1. Ratings of a tv show
2. Grades of an exam.
3. Marks of an exam.
4. Students heights in a class
There are many types, including:
- Pie charts and bar graphs are used for qualitative data
- Histograms (similar to bar graphs) are used for quantitative data
- Line graphs are used for quantitative data
- Scatter graphs are used for quantitative data
Graphs should contain:
- A descriptive title below the graph or chart
- A caption below the title (optional)
- Axes labelled with the name of variable, units (if applicable) and the variable intervals; intervals must be spaced according to scale
- A legend to indicate which data points belong to which set of data, if more than one data set is displayed
There are various ways to summarize a data set:
- Distribution tables
- Graphs of raw data
- Sample statistics such as mean, median, mode, standard error and standard deviation
- Graphs based on average values with error bars to indicate a standard error or standard deviation
Simple Descriptive Statistics
Descriptive statistics are numbers and processes that describe a group of data. The most common descriptive statistics focus on determining the "average" of the data. However, there is more than one "average," so we must be specific when finding them. Values which describe the “average” are:
- Mean - the sum of all the data divided by the number of datum in the group, the "average" that most people mean (see what we did there?).
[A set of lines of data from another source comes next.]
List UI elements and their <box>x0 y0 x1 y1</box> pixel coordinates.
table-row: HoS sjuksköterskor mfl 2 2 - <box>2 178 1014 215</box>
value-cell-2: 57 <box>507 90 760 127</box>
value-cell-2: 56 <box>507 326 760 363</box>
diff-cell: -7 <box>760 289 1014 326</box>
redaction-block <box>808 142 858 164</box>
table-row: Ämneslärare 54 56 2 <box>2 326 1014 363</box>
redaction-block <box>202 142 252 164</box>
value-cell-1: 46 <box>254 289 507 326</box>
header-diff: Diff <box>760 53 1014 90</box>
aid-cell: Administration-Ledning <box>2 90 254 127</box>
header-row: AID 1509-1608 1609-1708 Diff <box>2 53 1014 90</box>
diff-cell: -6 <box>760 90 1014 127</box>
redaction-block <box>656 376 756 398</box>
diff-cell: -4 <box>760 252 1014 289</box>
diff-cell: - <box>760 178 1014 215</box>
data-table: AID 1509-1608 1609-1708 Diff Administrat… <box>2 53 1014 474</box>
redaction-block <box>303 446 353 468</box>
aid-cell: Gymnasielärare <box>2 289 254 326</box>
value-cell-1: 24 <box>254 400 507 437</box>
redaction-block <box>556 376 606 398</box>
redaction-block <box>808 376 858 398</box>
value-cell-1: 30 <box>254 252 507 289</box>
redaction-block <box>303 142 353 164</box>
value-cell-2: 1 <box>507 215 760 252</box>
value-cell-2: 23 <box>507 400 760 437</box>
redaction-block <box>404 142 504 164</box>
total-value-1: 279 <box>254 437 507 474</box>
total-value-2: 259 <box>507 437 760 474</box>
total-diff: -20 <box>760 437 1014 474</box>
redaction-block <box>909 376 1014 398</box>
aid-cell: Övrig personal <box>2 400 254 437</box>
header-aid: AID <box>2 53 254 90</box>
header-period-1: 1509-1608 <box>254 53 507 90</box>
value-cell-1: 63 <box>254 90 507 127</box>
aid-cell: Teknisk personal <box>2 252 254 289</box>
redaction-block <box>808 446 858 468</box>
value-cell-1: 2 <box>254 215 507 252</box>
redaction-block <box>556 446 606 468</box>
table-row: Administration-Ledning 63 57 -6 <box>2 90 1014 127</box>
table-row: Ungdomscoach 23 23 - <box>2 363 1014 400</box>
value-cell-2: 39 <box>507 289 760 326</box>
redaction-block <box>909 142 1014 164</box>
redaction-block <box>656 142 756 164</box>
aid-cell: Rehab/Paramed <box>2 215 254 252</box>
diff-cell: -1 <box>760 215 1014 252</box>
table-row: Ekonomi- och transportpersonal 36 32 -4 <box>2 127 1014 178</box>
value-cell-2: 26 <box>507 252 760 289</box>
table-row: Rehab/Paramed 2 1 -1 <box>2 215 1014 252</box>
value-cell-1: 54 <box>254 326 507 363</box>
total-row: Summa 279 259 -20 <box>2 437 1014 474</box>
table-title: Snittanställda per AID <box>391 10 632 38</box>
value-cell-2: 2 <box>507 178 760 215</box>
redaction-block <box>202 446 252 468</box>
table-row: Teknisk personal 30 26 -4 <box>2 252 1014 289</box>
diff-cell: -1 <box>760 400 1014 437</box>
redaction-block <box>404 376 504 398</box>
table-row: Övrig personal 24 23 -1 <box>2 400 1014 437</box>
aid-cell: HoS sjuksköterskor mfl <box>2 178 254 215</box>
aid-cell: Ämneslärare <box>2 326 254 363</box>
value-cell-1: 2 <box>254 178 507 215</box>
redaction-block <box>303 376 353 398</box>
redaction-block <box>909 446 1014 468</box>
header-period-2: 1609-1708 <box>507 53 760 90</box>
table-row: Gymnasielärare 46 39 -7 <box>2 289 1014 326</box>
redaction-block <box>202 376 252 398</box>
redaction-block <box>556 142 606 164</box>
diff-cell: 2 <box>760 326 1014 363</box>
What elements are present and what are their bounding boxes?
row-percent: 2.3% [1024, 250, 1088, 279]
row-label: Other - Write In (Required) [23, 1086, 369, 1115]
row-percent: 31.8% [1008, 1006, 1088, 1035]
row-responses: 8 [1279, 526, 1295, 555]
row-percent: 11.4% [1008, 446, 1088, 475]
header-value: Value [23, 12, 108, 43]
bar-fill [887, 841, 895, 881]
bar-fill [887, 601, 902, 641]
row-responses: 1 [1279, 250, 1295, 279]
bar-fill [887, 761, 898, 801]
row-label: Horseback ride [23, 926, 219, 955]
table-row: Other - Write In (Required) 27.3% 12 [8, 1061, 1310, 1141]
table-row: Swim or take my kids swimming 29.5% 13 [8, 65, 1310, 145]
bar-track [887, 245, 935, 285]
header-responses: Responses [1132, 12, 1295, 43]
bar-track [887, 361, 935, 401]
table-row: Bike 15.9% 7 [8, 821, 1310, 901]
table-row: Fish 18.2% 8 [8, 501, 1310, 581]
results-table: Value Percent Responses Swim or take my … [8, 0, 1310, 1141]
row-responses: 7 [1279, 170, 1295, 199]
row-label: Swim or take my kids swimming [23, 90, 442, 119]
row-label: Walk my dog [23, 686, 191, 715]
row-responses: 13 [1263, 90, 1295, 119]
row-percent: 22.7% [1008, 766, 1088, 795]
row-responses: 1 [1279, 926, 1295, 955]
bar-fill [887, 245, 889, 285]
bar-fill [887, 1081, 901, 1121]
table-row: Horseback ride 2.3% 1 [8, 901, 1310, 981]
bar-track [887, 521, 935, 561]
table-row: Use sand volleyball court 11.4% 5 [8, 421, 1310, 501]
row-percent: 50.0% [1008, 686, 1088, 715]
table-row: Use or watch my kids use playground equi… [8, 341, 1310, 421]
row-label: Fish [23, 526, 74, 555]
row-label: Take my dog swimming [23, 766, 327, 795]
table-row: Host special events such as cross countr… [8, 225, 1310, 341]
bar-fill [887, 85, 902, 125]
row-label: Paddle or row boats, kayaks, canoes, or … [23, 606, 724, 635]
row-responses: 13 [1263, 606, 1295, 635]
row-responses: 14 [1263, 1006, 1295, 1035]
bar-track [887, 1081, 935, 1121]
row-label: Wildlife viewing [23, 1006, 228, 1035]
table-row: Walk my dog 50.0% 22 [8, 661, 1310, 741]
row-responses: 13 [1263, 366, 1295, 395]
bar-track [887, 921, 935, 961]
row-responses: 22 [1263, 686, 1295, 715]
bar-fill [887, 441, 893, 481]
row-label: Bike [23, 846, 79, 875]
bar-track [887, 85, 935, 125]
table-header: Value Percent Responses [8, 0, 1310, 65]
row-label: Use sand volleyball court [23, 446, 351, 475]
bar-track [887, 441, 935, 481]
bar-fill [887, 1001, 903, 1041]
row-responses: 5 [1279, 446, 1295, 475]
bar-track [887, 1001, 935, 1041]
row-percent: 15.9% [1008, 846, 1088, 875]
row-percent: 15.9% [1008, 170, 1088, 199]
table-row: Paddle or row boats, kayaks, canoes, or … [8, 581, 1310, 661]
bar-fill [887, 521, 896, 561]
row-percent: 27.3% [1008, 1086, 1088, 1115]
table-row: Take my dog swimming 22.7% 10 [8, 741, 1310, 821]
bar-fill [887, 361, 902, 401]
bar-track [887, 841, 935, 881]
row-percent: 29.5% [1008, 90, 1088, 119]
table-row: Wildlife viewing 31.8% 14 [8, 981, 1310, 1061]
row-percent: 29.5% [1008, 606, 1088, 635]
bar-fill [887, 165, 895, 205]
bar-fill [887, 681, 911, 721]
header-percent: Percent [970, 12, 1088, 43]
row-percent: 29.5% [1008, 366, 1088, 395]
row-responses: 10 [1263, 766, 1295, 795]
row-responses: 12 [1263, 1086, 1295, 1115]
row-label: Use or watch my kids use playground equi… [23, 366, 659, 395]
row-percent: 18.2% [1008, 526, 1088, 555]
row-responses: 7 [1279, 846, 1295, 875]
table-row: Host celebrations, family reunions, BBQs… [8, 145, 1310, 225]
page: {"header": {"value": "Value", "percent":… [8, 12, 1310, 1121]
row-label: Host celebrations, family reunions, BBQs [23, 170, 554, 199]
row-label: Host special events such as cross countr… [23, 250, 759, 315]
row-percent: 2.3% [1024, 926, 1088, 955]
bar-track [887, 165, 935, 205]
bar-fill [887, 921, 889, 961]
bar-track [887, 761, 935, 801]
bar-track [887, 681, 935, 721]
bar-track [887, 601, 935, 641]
- Median - the middle-most datum, when all the data are arranged by the quantity
- Mode - the most common datum in the set
As you can imagine, data sets very rarely are all one value. Thus, we need to describe how the data is arranged around the mean. Values which describe the variation of the data around the mean are:
- Standard deviation describes, for a whole population, the dispersion of the whole population's data set.
- Standard error describes, for a representative sample's data set, the standard deviation of that set.
The Normal Distribution and Other Shapes of Data Distribution
Analysis of many phenomena results in a normal distribution of data. Normal distribution approximates a bell-shaped curve when data is plotted on a line graph. As the number of replicates in a data set increases, the graph approaches a perfect bell shape, so the mean, median and mode are all at the peak of the curve
A distribution may be skewed due to a disproportionate number of extremely high or low values, especially if the sample size is small.
A distribution may show more or less variation, around the mean. This is quantified by the size of the standard deviation of the distribution.
It is important to remember that not all types of data distributions have a single peak.